Acute cerebral ischemia is caused by an insufficient blood supply to brain tissue. Oxygen therapy, which is able to aid diffusion to reach the ischemic region, has been regarded as a possible treatment for cerebral ischemia. Recent animal and pilot clinical studies have reported that normobaric hyperoxia (NBO) showed neuroprotective effects if started soon after the onset of stroke. However, little is known about the role and mechanism of NBO treatment in astrocytes. Connexin43, one of the main gap junction proteins in astrocytes, is extremely sensitive to hypoxia and oxidative stress after cerebral ischemia.
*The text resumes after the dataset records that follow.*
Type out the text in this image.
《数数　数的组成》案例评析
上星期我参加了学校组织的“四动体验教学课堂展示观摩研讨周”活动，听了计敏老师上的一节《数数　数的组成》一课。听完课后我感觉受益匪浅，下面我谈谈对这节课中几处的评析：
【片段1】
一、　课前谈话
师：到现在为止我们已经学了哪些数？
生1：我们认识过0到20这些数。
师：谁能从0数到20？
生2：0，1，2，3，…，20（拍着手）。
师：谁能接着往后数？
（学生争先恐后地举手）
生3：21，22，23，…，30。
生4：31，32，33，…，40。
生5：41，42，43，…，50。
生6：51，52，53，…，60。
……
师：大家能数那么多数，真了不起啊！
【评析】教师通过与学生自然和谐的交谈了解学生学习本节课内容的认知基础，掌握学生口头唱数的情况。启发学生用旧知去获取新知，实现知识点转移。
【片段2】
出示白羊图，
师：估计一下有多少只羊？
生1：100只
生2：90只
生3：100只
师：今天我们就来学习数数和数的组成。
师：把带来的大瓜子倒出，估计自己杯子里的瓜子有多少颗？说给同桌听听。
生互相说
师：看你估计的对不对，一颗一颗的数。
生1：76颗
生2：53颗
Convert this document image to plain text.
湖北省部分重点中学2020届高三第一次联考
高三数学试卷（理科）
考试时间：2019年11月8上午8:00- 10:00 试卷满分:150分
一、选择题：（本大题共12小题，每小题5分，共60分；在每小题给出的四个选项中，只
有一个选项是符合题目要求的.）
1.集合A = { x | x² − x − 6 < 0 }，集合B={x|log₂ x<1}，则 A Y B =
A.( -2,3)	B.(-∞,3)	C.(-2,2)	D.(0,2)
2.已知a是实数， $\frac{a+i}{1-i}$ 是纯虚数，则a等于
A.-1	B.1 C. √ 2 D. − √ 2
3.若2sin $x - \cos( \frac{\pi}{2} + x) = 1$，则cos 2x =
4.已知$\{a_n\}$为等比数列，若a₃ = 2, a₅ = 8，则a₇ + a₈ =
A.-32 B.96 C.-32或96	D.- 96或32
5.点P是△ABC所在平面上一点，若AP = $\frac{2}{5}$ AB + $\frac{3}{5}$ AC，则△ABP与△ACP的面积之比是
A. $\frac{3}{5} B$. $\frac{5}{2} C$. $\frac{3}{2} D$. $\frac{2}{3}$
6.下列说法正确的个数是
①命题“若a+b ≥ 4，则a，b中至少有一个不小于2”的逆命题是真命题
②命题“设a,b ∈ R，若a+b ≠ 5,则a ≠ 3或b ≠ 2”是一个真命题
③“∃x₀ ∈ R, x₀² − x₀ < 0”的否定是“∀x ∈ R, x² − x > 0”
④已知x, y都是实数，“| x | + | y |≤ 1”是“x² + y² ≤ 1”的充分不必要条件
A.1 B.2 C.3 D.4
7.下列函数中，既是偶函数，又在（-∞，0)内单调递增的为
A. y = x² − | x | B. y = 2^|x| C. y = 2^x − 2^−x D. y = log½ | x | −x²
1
In the present study, we used sutures to develop an ischemia/reperfusion model in rats to mimic clinical recanalization and investigated the role of connexin43 in NBO-treated stroke rats, as well as the underlying mechanism of NBO therapy.

Normobaric hyperoxia treatment maintained the homeostasis of oxidoreductases: glutathione peroxidase 4 (GPX4) and NADPH oxidase 4 (two important oxidoreductases) and rescued the ischemia/reperfusion-induced downregulation of connexin43 protein in astrocytes. Furthermore, NBO treatment attenuated cerebral ischemia-induced cytochrome c release from mitochondria and was involved in neuroprotective effects by regulating the GPX4 and connexin43 pathway, using Ferrostatin-1 (an activator of GPX4) or Gap27 (an inhibitor of connexin43).

This study showed the neuroprotective effects of NBO treatment by reducing oxidative stress and maintaining the level of connexin43 in astrocytes, which could be used for the clinical treatment of ischemic stroke.